Going back to 2017/18, around 38% of professional games reported some form of violence, whilst the season also saw over 500 reports of hate crime to charity Kick It Out and 127 police reports on the same matter.
The Rise in Police Costs
Not only is that putting a number of regular fans and families off, many of which are snubbing large stadiums for smaller, community-focused clubs, it’s also meaning more police are needed in local train stations, town centres and in and around the stadium.
As a public service, this costs the taxpayer. Interestingly, the pandemic highlighted just how much police resources are taken up by anti-social behaviour at football. During the 2020/21 season, in which fans were allowed in Premier League stadiums for a small period in reduced numbers, not only were the number of arrests down (most clubs in the top flight recorded none, with only Aston Villa (2) and Wolves (3) revealing any), the cost of policing was too.
At Elland Road, the cost of policing during the 2020/21 season was just £11,744. The first Leeds United home game this season saw £21,362 worth of policing, whilst the last full season in which spectators were at games in 2018/19 came at a cost of £107,383, that’s an average of around £4,700 per game.
Leeds were in the Championship at that point. Merseyside Police spent almost £400,000 per season for Liverpool home games during that period, at around £20,000 per game.
The clubs are under no obligation to contribute to this cost either, with them only required to pay for policing on their own grounds. Meaning much of that cost does fall on the taxpayer.
In total, a staggering £48million per year is spent on policing football matches, of which the police can claim back around £5.5million from clubs. That equates to around £4.60 per taxpayer in the UK, each year, policing football.
Of course, when that’s put into context, it’s small fry. At present, taxpayers pay £21.49billion on policing, working out at around £2,335 each if it was evenly distributed across all taxpayers, whilst the Royal Family costs the British people around £67million, meaning around £7.80 for each taxpayer.

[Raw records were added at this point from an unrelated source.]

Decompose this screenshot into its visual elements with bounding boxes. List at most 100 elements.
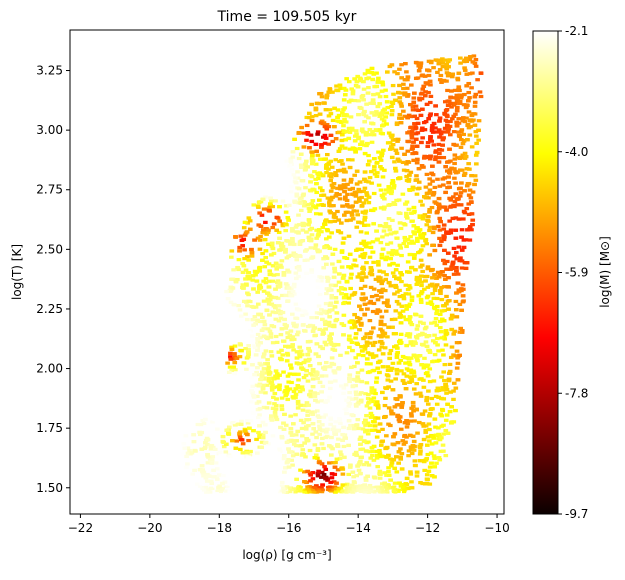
scatter-point bbox=[240, 270, 246, 274]
scatter-point bbox=[355, 319, 361, 324]
scatter-point bbox=[315, 371, 320, 375]
scatter-point bbox=[357, 147, 363, 151]
scatter-point bbox=[170, 444, 175, 448]
scatter-point bbox=[336, 437, 341, 441]
scatter-point bbox=[376, 406, 381, 410]
scatter-point bbox=[376, 183, 382, 187]
scatter-point bbox=[409, 371, 414, 375]
scatter-point bbox=[440, 388, 446, 392]
scatter-point bbox=[456, 290, 462, 294]
scatter-point bbox=[348, 276, 354, 280]
scatter-point bbox=[369, 295, 375, 299]
scatter-point bbox=[203, 476, 209, 480]
scatter-point bbox=[296, 308, 302, 312]
scatter-point bbox=[370, 391, 376, 395]
scatter-point bbox=[369, 66, 375, 71]
scatter-point bbox=[457, 194, 463, 198]
scatter-point bbox=[414, 407, 419, 411]
scatter-point bbox=[349, 340, 355, 345]
scatter-point bbox=[316, 173, 321, 177]
scatter-point bbox=[407, 252, 413, 257]
scatter-point bbox=[440, 64, 446, 69]
scatter-point bbox=[321, 193, 327, 197]
scatter-point bbox=[372, 340, 378, 345]
scatter-point bbox=[318, 212, 323, 216]
scatter-point bbox=[309, 233, 315, 237]
scatter-point bbox=[381, 229, 387, 233]
scatter-point bbox=[389, 145, 394, 149]
scatter-point bbox=[419, 280, 424, 284]
scatter-point bbox=[350, 348, 355, 353]
scatter-point bbox=[452, 329, 457, 333]
scatter-point bbox=[300, 323, 306, 327]
scatter-point bbox=[365, 396, 371, 401]
scatter-point bbox=[334, 191, 340, 196]
scatter-point bbox=[281, 192, 287, 196]
scatter-point bbox=[474, 162, 479, 166]
scatter-point bbox=[442, 273, 447, 278]
scatter-point bbox=[301, 276, 306, 280]
scatter-point bbox=[335, 468, 341, 472]
scatter-point bbox=[170, 463, 176, 467]
scatter-point bbox=[413, 126, 419, 130]
scatter-point bbox=[366, 400, 372, 404]
scatter-point bbox=[267, 298, 273, 302]
scatter-point bbox=[362, 243, 368, 247]
scatter-point bbox=[436, 142, 442, 147]
scatter-point bbox=[428, 135, 433, 139]
scatter-point bbox=[343, 383, 349, 387]
scatter-point bbox=[336, 280, 342, 284]
scatter-point bbox=[431, 192, 436, 196]
scatter-point bbox=[467, 224, 473, 229]
scatter-point bbox=[302, 258, 308, 263]
scatter-point bbox=[448, 95, 453, 99]
scatter-point bbox=[149, 457, 155, 461]
scatter-point bbox=[268, 335, 274, 339]
scatter-point bbox=[379, 252, 385, 257]
scatter-point bbox=[423, 430, 429, 434]
scatter-point bbox=[399, 405, 405, 409]
scatter-point bbox=[377, 128, 383, 132]
scatter-point bbox=[283, 282, 289, 286]
scatter-point bbox=[232, 371, 237, 376]
scatter-point bbox=[423, 458, 429, 462]
scatter-point bbox=[266, 285, 272, 289]
scatter-point bbox=[328, 301, 334, 305]
scatter-point bbox=[375, 260, 381, 264]
scatter-point bbox=[323, 237, 329, 241]
scatter-point bbox=[314, 436, 319, 440]
scatter-point bbox=[432, 286, 438, 290]
scatter-point bbox=[461, 245, 467, 250]
scatter-point bbox=[346, 472, 351, 477]
scatter-point bbox=[337, 456, 343, 461]
scatter-point bbox=[453, 308, 459, 312]
scatter-point bbox=[373, 354, 379, 358]
scatter-point bbox=[427, 350, 433, 355]
scatter-point bbox=[424, 344, 430, 349]
scatter-point bbox=[404, 307, 409, 311]
scatter-point bbox=[294, 356, 300, 360]
scatter-point bbox=[258, 224, 264, 228]
scatter-point bbox=[441, 183, 446, 187]
scatter-point bbox=[349, 211, 355, 215]
scatter-point bbox=[193, 449, 198, 453]
scatter-point bbox=[362, 347, 368, 351]
scatter-point bbox=[451, 353, 456, 357]
scatter-point bbox=[404, 214, 409, 218]
scatter-point bbox=[271, 251, 277, 256]
scatter-point bbox=[425, 301, 431, 305]
scatter-point bbox=[336, 289, 342, 293]
scatter-point bbox=[312, 456, 318, 460]
scatter-point bbox=[441, 370, 447, 374]
scatter-point bbox=[263, 391, 268, 395]
scatter-point bbox=[386, 190, 392, 194]
scatter-point bbox=[395, 157, 401, 161]
scatter-point bbox=[316, 176, 321, 181]
scatter-point bbox=[458, 56, 463, 60]
scatter-point bbox=[324, 170, 329, 175]
scatter-point bbox=[390, 325, 395, 329]
scatter-point bbox=[330, 447, 335, 451]
scatter-point bbox=[278, 193, 283, 197]
scatter-point bbox=[328, 283, 334, 287]
scatter-point bbox=[408, 419, 414, 423]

However, for those that don’t like football, or those that understand the amount of money involved in the beautiful game, they may feel a little insulted. Whilst it’s integral to see policing in football currently, especially given the rise in arrests and anti-social behaviour at each fixture, football clubs in the top flight alone generate over £4.8billion in revenue each year, whilst agents receive around £211million per year from them. That’s a figure higher than two thirds of police forces’ annual budgets.
As the rise in football hooliganism and banning orders continues, and it will for as long as issues in wider society continue, there will be increased pressure on clubs to step up and contribute more to policing their fixtures, particularly given the economic climate.

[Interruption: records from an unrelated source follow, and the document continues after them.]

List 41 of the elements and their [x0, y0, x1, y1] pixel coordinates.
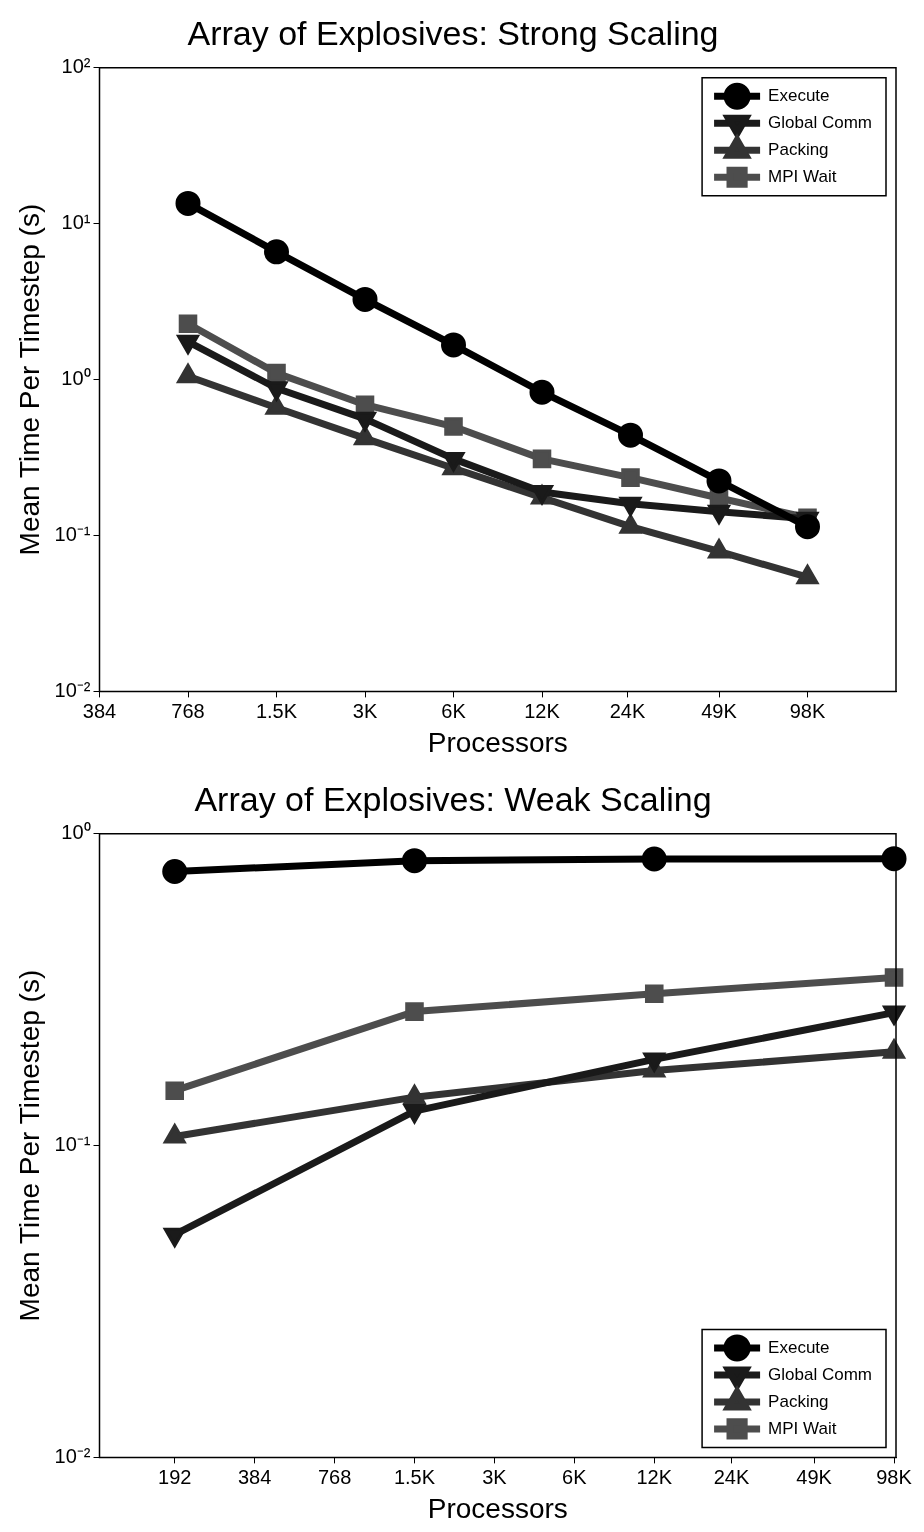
y-tick-label: 10⁻¹ — [54, 1133, 91, 1156]
y-tick-label: 10² — [61, 55, 91, 78]
x-tick-label: 24K — [609, 699, 646, 722]
legend-label: Global Comm — [768, 1364, 872, 1384]
x-tick-label: 49K — [701, 699, 738, 722]
y-tick-label: 10⁰ — [61, 821, 91, 844]
x-tick-label: 49K — [796, 1465, 833, 1488]
x-tick-label: 192 — [158, 1465, 192, 1488]
legend-label: Packing — [768, 1391, 829, 1411]
y-tick-label: 10¹ — [61, 211, 91, 234]
y-tick-label: 10⁻¹ — [54, 523, 91, 546]
x-tick-label: 384 — [237, 1465, 272, 1488]
x-tick-label: 768 — [171, 699, 205, 722]
y-tick-label: 10⁻² — [54, 1444, 91, 1467]
legend-label: Packing — [768, 139, 829, 159]
legend-label: Execute — [768, 85, 830, 105]
x-tick-label: 24K — [713, 1465, 750, 1488]
x-tick-label: 12K — [636, 1465, 673, 1488]
x-tick-label: 3K — [352, 699, 378, 722]
x-tick-label: 3K — [482, 1465, 508, 1488]
x-tick-label: 98K — [876, 1465, 913, 1488]
legend-label: Execute — [768, 1337, 830, 1357]
x-tick-label: 1.5K — [255, 699, 298, 722]
y-axis-title: Mean Time Per Timestep (s) — [13, 969, 45, 1322]
x-tick-label: 12K — [524, 699, 561, 722]
x-tick-label: 384 — [82, 699, 117, 722]
y-tick-label: 10⁻² — [54, 678, 91, 701]
x-axis-title: Processors — [427, 1492, 568, 1524]
x-tick-label: 6K — [562, 1465, 588, 1488]
x-tick-label: 1.5K — [393, 1465, 436, 1488]
y-axis-title: Mean Time Per Timestep (s) — [13, 203, 45, 556]
legend-label: Global Comm — [768, 112, 872, 132]
chart-title: Array of Explosives: Weak Scaling — [194, 779, 712, 818]
legend-label: MPI Wait — [768, 1418, 837, 1438]
x-tick-label: 768 — [317, 1465, 352, 1488]
legend-label: MPI Wait — [768, 166, 837, 186]
chart-title: Array of Explosives: Strong Scaling — [187, 13, 719, 52]
x-tick-label: 6K — [441, 699, 467, 722]
x-axis-title: Processors — [427, 726, 568, 758]
y-tick-label: 10⁰ — [61, 367, 91, 390]
x-tick-label: 98K — [789, 699, 826, 722]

What’s Next? Will This Continue to Rise?
Geoff Pearson, a senior lecturer of criminal law at Manchester Metropolitan University, believes that the two go hand in hand, with a post-pandemic rise in anti-social behaviour in wider society the largest contributor to the problem. And then combine that with the carnival atmosphere of football, along with the working week building up to that 90 minutes of leisurely relief, and you can get a recipe for heightened tension and conflict, especially when the game isn’t going your way.
Dr Martha Newson, who conducts research into social cohesion agreed, telling The Guardian, “There’s a seamless transition between football culture and the rest of society.”
“There’s no sort of lag. It’s just an instant mirror holding up what’s happened to society but amplified because of this ritual, high-affect state you’re in [as a fan]. There’s a massive amount of tension in the country at the moment so it comes out in football.”
That of course relates to the country’s position in the 1980s, when hooliganism was rife as the nation suffered economically. And it’s a trend that is going to continue, potentially changing the atmosphere of football in the UK once again, unless it’s treated as a serious issue.